Fabric Samples made easier with Hurley the Development Environment Manager

Walter Montes
Jan 31 · 5 min read

In case you didn’t know there are a lot of great chaincode examples here from the very own Hyperledger Fabric team. These help us understand better how to build correct Fabric code and also get tips and tricks that the docs may not include.

There are really simple and basic examples like fabcar and a bit more complex like the commercial-paper.

Something that is not great is how all of these examples manage the development environment differently. Maybe because these were created by different teams or in different points in time. It may be confusing.

A development environment is usually something that is better if it is mutation-resistant. So immutable setups like the one that Hurley provides is a simple and straight forward way to deal with it without much hustle.

Hurley is part of the Convector Suite but independent from Convector Smart Contracts. Precisely in this example, I will show how to use it with non-Convector smart contracts.

You want to start today and just run hurl new to create your dev env and go ahead and focus on the code. You don’t really want to debug or read how to install, instantiate, and upgrade each sample you’d like to use as inspiration.

I want to show you how easy you can start with Hurley here.

These are all the chaincode samples in the fabric-samples repo.

There are go and node chaincodes, but most of them are really simple and easy to read. Though, maybe not as great as I think that Convector Smart Contracts are 😁.

So let’s get to it. We will need first to start our dev env, and then install the chaincode, and make a few invoke tasks.

Install Hurley

npm i -g @worldsibu/hurley

You will also need NPM and Docker CE.

If you had a previous version of Hurley, upgrade first.

npm upgrade -g @worldsibu/hurley

Start your environment

This will create a development blockchain with 2 organizations and one channel, plus one user per organization.

$ hurl new

More details for more complex scenarios here.

Installing and testing examples

chaincode_example02 (click to see the code)

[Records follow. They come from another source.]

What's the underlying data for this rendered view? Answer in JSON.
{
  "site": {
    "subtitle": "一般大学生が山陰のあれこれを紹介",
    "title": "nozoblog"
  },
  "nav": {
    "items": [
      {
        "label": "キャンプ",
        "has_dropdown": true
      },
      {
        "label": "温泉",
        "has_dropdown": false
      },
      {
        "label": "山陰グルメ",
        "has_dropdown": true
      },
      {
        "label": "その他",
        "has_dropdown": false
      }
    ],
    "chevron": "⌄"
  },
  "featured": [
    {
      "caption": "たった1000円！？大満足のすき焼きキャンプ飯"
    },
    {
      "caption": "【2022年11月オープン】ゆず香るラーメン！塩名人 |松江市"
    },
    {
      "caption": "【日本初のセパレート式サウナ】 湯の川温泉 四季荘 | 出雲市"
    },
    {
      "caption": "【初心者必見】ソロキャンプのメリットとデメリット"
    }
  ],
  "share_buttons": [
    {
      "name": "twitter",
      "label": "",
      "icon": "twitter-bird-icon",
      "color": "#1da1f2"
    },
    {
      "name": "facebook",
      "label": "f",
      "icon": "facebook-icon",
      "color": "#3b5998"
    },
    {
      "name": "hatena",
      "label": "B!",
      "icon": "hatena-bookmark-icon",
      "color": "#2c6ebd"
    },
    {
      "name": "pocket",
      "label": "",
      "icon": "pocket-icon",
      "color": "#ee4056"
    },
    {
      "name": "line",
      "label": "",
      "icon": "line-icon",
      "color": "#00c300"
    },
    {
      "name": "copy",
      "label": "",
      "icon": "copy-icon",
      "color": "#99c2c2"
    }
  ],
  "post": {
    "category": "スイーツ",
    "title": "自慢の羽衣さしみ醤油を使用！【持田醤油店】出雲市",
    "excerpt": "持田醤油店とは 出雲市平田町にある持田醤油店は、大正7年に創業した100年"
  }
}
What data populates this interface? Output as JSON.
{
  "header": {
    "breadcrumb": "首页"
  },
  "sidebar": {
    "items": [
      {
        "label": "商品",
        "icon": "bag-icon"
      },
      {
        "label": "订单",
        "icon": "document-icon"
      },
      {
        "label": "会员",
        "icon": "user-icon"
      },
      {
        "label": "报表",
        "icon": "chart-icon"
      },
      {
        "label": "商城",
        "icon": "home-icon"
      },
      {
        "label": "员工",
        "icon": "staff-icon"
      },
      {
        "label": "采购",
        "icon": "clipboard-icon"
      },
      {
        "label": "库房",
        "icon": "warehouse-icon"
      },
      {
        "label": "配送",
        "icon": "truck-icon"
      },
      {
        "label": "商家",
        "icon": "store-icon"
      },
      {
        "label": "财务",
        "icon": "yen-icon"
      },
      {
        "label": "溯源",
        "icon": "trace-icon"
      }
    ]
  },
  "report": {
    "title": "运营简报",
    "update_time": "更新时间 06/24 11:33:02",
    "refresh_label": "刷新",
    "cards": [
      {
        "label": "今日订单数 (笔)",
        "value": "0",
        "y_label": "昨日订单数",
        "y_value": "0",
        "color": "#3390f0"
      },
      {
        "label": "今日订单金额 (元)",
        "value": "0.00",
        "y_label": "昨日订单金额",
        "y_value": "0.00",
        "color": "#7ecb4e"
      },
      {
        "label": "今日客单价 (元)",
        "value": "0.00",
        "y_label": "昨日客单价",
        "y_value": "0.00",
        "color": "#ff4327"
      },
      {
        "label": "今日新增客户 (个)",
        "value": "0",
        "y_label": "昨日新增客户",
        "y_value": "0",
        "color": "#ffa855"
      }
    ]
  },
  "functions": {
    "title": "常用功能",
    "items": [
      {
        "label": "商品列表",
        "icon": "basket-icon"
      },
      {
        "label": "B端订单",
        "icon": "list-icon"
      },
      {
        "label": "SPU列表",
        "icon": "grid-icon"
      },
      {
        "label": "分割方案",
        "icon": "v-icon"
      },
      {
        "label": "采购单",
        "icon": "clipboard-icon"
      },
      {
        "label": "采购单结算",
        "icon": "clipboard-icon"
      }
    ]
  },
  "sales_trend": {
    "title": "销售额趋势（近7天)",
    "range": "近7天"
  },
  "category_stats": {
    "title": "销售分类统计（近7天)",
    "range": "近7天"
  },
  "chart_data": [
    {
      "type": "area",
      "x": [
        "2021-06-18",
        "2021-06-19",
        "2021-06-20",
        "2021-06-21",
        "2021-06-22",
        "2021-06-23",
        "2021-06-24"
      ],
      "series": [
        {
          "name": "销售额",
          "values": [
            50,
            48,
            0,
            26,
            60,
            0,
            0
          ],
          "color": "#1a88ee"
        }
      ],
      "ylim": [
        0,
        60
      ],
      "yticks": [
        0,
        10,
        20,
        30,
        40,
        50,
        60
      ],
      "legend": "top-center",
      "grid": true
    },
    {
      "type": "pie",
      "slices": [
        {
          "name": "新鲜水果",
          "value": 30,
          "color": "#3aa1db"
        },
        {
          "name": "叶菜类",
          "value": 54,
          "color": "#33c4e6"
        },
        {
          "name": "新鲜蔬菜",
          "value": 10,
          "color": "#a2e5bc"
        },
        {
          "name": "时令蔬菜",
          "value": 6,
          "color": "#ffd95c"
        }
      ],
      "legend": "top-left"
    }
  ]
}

This is a simple example of how to create units accounting. The example doesn’t prevent transferrals that exceed what one user has, but it’s an easy way to understand go easily.

First get to the right folder inside the fabric-samples folder.

# From the fabric-samples/chaincode folder
$ cd chaincode_example02/go/

We need to first install the chaincode. It requires 4 properties, 2 users and their units, passed as params:

$ hurl install example02 golang --ctor '{"Args":["Init","walter","100","diego","200"]}'

Check if the user received the initial units:

$ hurl invoke example02 --ctor '{"Args":["query","walter"]}'# If you are working with Hurley v0.5.1
$ hurl invoke example02 query "walter"

Let’s make an invoke to transfer units:

$ hurl invoke example02 --ctor '{"Args":["invoke","walter","diego","99"]}'# If you are working with Hurley v0.5.1
$ hurl invoke example02 invoke "walter" "diego" "99"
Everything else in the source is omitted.